Whereas PbtO2 is often measured using Clark electrode devices (e.g., Licox [Integra Life Sciences Corporation; Plainsboro, NJ]), we used a second-generation fluorescence-based device, the Neurovent®-PTO [28]. Compared with the only randomized controlled trial of PbtO2 monitoring, which found 3% of their data was unreliable, we found a similar proportion of our recorded data (4.2%) was not usable due to gaps in recording or device discontinuation. [3]. While Licox can take up to 2 h to equilibrate [29], Neurovent’s larger fiberoptic catheter exhibited a lag period lasting a median of 8 h. We found the lowest quantity of usable data was rCBF, approximately 62.1% of total monitoring time. This may appear low, but the rCBF monitor has several built-in quality control measures, including periodic recalibration, to ensure the validity and accuracy of real-time rCBF measurements when displayed [30]. Nonetheless, a mean of 39 h of rCBF data per patient is a clear improvement on single time-point modalities with limited availability, e.g., Xe-CT or single-positron emission computed tomography. Finally, we uncovered an important association between travel and inadvertent device discontinuation, highlighting a risk of travel in spite of precautions. At our institution, travel is facilitated by at least one critical care nurse and a respiratory therapist and device connectors are securely wrapped during travel to reduce the likelihood of damage or displacement. Guidance on cable management and adequate strain-relief measures may be useful for clinical teams re-connecting devices after travel.

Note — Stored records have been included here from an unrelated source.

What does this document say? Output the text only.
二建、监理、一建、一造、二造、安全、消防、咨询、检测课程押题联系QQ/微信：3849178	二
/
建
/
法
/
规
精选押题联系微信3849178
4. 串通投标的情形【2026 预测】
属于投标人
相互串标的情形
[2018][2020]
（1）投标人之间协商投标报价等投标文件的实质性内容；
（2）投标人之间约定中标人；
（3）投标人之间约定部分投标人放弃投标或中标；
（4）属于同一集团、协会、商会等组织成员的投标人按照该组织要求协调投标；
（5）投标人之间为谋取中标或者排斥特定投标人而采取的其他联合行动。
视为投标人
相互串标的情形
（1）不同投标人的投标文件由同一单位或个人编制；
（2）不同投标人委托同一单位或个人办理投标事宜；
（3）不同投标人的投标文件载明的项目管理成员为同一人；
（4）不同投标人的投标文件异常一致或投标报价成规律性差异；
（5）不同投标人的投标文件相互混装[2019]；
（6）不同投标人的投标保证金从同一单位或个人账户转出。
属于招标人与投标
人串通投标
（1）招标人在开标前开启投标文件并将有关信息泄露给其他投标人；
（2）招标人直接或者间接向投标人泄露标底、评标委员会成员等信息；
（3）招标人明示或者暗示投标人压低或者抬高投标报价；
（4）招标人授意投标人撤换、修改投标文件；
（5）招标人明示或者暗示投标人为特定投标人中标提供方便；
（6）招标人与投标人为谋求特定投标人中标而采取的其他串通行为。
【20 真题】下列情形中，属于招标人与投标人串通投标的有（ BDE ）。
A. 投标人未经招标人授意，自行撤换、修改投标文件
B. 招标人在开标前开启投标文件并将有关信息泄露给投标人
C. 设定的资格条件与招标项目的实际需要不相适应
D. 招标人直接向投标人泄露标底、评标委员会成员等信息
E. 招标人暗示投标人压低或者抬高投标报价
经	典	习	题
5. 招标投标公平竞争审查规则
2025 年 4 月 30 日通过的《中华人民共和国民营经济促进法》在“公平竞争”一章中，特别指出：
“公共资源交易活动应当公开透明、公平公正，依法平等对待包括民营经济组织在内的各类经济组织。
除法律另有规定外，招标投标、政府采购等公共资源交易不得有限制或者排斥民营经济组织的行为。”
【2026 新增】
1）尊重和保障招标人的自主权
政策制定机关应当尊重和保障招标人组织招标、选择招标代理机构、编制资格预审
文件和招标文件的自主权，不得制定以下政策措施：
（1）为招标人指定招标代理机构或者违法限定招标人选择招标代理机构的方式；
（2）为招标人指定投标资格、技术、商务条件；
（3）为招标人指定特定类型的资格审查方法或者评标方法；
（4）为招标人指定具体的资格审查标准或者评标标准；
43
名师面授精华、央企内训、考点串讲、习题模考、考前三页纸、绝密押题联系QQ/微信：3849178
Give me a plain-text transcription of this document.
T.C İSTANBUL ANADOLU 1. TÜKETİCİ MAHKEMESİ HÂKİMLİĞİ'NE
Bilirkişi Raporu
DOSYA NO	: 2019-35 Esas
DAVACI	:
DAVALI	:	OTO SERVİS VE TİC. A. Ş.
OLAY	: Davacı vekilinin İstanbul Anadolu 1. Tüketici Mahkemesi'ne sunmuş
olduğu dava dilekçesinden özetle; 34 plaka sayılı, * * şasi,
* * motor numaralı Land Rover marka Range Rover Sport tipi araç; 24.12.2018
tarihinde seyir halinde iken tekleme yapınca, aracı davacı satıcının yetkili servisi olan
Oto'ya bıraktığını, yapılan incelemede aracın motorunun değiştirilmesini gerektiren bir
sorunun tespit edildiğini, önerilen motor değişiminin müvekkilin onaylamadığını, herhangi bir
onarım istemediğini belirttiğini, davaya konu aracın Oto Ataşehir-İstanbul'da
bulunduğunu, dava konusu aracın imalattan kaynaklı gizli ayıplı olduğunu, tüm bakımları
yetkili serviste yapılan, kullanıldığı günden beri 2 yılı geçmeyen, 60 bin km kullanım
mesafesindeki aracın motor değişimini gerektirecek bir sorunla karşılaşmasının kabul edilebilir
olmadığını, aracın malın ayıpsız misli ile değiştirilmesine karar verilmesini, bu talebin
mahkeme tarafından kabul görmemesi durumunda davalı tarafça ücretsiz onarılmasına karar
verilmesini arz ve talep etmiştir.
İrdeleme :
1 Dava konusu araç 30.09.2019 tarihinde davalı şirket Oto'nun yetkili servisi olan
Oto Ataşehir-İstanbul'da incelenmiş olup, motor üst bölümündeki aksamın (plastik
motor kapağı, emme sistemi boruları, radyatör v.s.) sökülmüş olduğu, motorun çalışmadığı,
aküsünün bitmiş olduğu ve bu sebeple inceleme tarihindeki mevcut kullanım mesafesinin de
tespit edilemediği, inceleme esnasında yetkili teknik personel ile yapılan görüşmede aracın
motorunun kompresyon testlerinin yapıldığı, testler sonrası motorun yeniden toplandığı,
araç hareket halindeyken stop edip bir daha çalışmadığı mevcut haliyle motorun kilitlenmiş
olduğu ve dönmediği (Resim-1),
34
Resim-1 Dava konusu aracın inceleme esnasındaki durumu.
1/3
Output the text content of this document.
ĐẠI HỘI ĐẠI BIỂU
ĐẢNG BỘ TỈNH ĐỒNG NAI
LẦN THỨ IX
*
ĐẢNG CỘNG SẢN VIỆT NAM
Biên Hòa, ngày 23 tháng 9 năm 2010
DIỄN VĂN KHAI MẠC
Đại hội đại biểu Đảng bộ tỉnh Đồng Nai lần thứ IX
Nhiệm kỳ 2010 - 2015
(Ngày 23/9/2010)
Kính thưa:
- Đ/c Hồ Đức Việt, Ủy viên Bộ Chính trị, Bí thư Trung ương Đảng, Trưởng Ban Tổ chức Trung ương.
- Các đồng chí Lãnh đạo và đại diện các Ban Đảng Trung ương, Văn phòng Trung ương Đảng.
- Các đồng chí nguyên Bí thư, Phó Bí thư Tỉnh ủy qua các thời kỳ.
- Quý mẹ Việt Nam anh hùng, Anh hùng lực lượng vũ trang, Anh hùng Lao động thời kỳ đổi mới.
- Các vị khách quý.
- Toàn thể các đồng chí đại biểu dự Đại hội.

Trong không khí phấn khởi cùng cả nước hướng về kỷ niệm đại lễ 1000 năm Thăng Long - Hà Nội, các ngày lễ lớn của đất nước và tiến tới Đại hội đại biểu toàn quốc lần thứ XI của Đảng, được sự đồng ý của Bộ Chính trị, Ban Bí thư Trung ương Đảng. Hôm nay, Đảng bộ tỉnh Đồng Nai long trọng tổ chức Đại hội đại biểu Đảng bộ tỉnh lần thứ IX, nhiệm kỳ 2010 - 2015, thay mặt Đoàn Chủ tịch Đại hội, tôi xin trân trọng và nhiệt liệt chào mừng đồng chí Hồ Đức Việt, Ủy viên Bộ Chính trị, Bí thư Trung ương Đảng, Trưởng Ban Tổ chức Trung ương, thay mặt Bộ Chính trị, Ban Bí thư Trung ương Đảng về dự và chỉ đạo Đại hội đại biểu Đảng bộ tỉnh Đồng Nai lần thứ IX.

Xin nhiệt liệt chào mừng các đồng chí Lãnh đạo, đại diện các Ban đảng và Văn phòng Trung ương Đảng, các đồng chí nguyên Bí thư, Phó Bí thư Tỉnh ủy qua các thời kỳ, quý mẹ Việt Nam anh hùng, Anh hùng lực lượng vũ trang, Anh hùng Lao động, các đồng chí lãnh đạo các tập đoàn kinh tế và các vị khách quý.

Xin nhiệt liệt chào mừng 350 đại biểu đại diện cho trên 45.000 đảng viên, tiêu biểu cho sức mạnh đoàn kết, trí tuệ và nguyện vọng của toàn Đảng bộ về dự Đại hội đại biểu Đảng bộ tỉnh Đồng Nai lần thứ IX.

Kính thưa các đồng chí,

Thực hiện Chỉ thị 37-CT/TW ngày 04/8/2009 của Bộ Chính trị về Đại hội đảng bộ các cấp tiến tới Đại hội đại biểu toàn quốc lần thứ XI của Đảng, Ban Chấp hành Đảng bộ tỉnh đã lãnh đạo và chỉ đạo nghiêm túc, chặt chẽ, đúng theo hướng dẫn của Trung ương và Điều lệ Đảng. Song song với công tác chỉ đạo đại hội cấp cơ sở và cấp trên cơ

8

Our study was limited in that we included only sTBI patients that both met our protocol’s criteria and were deemed appropriate for invasive monitoring by the clinical team. Patients may have been excluded from invasive monitoring due to expected mortality, irreversible coagulopathy, expected resolution of intoxication, or clinical improvement shortly after presentation. The mortality rate observed in this study, which was higher than predicted by existing models, suggests a net selection bias for use of MMM in our most severely injured patients. In view of this bias, the low rate of complications is particularly noteworthy. More definitive criteria are required to capture the “clinical judgement” inherent in our decisions regarding who is deemed appropriate for monitoring. Additional limitations include retrospective rather than prospective clinical data abstraction and that our ability to make a definitive diagnosis of intracerebral infection, which relies on positive cerebrospinal fluid cultures [31]. Only 9.3% (4/43) in our cohort had concurrent EVD for sampling. Infection related to MMM in SAH occurred in 4.9% (3/61) [19], two of whom had concurrent EVD. EVD harbor 8% incidence of infection [31], while intraparenchymal monitors have 0.6–2.1% incidence [27, 31]. Finally, the ‘validity’ and the clinical relevance of data from these devices are subject to interpretation. For instance, there is no gold-standard for PbtO2 signal validity. Periods of artifact within the signal that did not completely obscure the data were not quantified, which may have resulted in overestimation of usable data.

Conclusions

We report our experience over a 2-year period using a standardized bedside, single burr hole approach to intracranial multimodality monitoring. We were able to safely and consistently measure ICP, oxygenation, regional cerebral blood flow, temperature, and function. This approach generated real-time neuromonitoring data and provides a benchmark for the future use of MMM to guide a precision-medicine approach to the clinical management of patients with severe acute neurological injuries, such as sTBI. Future studies will be needed to determine whether MMM-driven management protocols improve clinical outcomes compared to more conventional monitoring based only on single modalities or serial neurological examination.